On pourrait avancer qu’une histoire d’amour entre deux enfants est un sujet exclusivement littéraire, à la Paul et Virginie, qui ne se laisse pas violer par des images. Mais si nous pensons ainsi, c’est que nous n’avons pas le talent cinématographique de Wes Anderson, dont le film a inauguré hier le soixante-cinquième Festival de Cannes.
Moonrise Kingdom s’ouvre sur le monde des adultes. Un travelling sur un foyer aux airs de maison de poupée nous immisce dans leur univers. Leur autorité se voit ainsi réduite à presque rien, laissant la voie libre à tous les fantasmes. Voilà la maison de Suzy. Puis nous découvrons le camp scout, la marche mécanique du chef, renforcée par un second travelling, rectiligne, d’un bout à l’autre du camp. Un enfant ne répond pas à l’appel. L’ordre n’est donc pas si bien établi, là non plus. On part à sa recherche. Cet enfant est Sam.

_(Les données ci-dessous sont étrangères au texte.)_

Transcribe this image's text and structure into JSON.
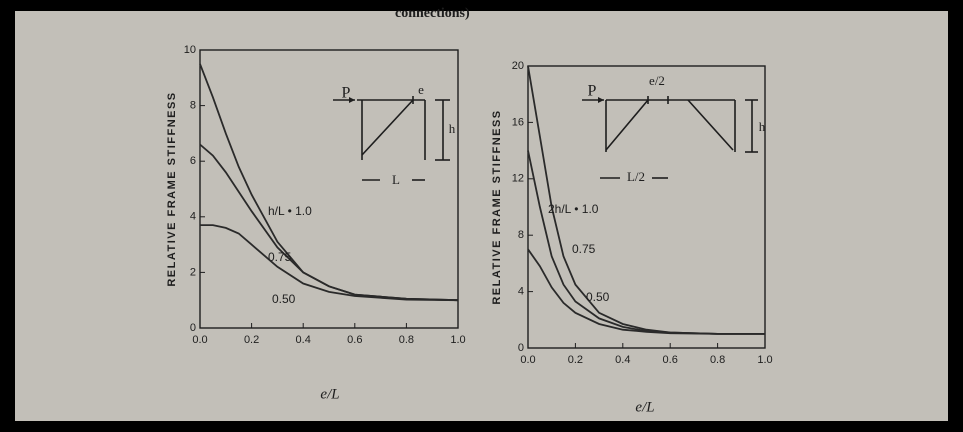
{
  "page_text": "connections)",
  "chart_data": [
    {
      "type": "line",
      "ylabel": "RELATIVE FRAME STIFFNESS",
      "xlabel": "e/L",
      "x": [
        0,
        0.05,
        0.1,
        0.15,
        0.2,
        0.3,
        0.4,
        0.5,
        0.6,
        0.8,
        1.0
      ],
      "series": [
        {
          "name": "h/L • 1.0",
          "color": "#2a2a2a",
          "values": [
            9.5,
            8.3,
            7.0,
            5.8,
            4.8,
            3.1,
            2.0,
            1.5,
            1.2,
            1.05,
            1.0
          ]
        },
        {
          "name": "0.75",
          "color": "#2a2a2a",
          "values": [
            6.6,
            6.2,
            5.6,
            4.9,
            4.2,
            2.9,
            2.0,
            1.5,
            1.2,
            1.05,
            1.0
          ]
        },
        {
          "name": "0.50",
          "color": "#2a2a2a",
          "values": [
            3.7,
            3.7,
            3.6,
            3.4,
            3.0,
            2.2,
            1.6,
            1.3,
            1.15,
            1.02,
            1.0
          ]
        }
      ],
      "xlim": [
        0,
        1.0
      ],
      "ylim": [
        0,
        10
      ],
      "xticks": [
        {
          "value": 0,
          "label": "0.0"
        },
        0.2,
        0.4,
        0.6,
        0.8,
        {
          "value": 1.0,
          "label": "1.0"
        }
      ],
      "yticks": [
        0,
        2,
        4,
        6,
        8,
        10
      ],
      "inset_labels": [
        "P",
        "e",
        "h",
        "L"
      ]
    },
    {
      "type": "line",
      "ylabel": "RELATIVE FRAME STIFFNESS",
      "xlabel": "e/L",
      "x": [
        0,
        0.05,
        0.1,
        0.15,
        0.2,
        0.3,
        0.4,
        0.5,
        0.6,
        0.8,
        1.0
      ],
      "series": [
        {
          "name": "2h/L • 1.0",
          "color": "#2a2a2a",
          "values": [
            20,
            15,
            10,
            6.5,
            4.5,
            2.5,
            1.7,
            1.3,
            1.1,
            1.0,
            1.0
          ]
        },
        {
          "name": "0.75",
          "color": "#2a2a2a",
          "values": [
            14,
            10,
            6.5,
            4.5,
            3.3,
            2.1,
            1.5,
            1.2,
            1.1,
            1.0,
            1.0
          ]
        },
        {
          "name": "0.50",
          "color": "#2a2a2a",
          "values": [
            7,
            5.8,
            4.3,
            3.2,
            2.5,
            1.7,
            1.3,
            1.15,
            1.05,
            1.0,
            1.0
          ]
        }
      ],
      "xlim": [
        0,
        1.0
      ],
      "ylim": [
        0,
        20
      ],
      "xticks": [
        {
          "value": 0,
          "label": "0.0"
        },
        0.2,
        0.4,
        0.6,
        0.8,
        {
          "value": 1.0,
          "label": "1.0"
        }
      ],
      "yticks": [
        0,
        4,
        8,
        12,
        16,
        20
      ],
      "inset_labels": [
        "P",
        "e/2",
        "h",
        "L/2"
      ]
    }
  ]
}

Les deux enfants, Suzy et Sam, se rencontrent dans une vaste prairie. Ils s’étaient donné rendez-vous. Ils se connaissent, un flash forward nous le dit. Sam et Suzy sont tombés amoureux l’un de l’autre lors d’une représentation théâtrale de l’Arche de Noé, dans laquelle Suzy jouait un corbeau. Ils se sont écrits pendant longtemps, jusqu’à prendre cette décision : fuir ensemble, effacer leurs traces, vivre cet amour librement. Ils partent explorer l’île – le film se déroule sur une île nordique inconnue, en 1965 – franchissent des rivières, escaladent des rochers, traversent des forêts, prenant soin de ne jamais laisser de traces. Ils parviennent à une plage, se donnent leur premier baiser pudique en écoutant Temps de l’amour de Françoise Hardy sur le gramophone que Suzy a toujours avec elle. La première partie du film nous montre cette idylle, ce voyage en quête d’absolu. Le monde des adultes a un aspect gentiment burlesque. L’amour entre les deux enfants conserve son intimité, reste inviolé.
Ce thème de l’amour enfantin est développé sans impudeur, il est mis en abîme, n’est montré qu’en de très courts instants, forts mais discrets. On n’est pas embarqué avec les deux enfants dans leur fuite, comme s’ils avaient volé la caméra, comme si elle ne les quittait pas. Il y a sans cesse des retours sur le monde des adultes. Nous suivons les parents et les chefs scout dans la recherche des deux fugueurs. En zoomant et dézoomant sur ces deux enfants, nous ne faisons que les effleurer, et leur amour demeure intact. Nous pouvons alors rêver cette idylle, enfouie en chacun de nous, plutôt qu’en être de simples observateurs.
Ce n’est pas l’amour qui prend sa place dans le monde, c’est le monde qui vient épouser Suzy et Sam. Il les habille, il vient s’enrouler autour de leurs corps. Il est renversé, mis à genou devant eux. Ce monde finit par obéir à une mécanique quasi céleste, lorsque, dans la seconde partie, tous les enfants partent en une sorte de croisade, et que Sam et Suzy se marient devant un Dieu fantasque. Les adultes se placent à leur hauteur, petit à petit, et la tempête qui vient s’abattre sur l’île marque l’ultime renversement du monde, pour venir s’adapter aux deux enfants. Ce chamboulement fait écho à leur amour en nous restituant sa force. C’est par son envers que Wes Anderson a choisi de traiter ce thème, si délicat, des amours d’enfance.
Comme dans A bord du darjeeling limited, qui racontait un voyage à travers des paysages de cartes postales, Moonrise Kingdom privilégie la fluidité de l’action à la pose contemplative et agit comme un mouvement ample, qui finit par gagner l’ensemble du film, où les antagonistes eux-mêmes sont pris dans l’élan amoureux de Suzy et Sam.
Une seule vague afflue sur l’île. Elle ne laisse rien en suspens.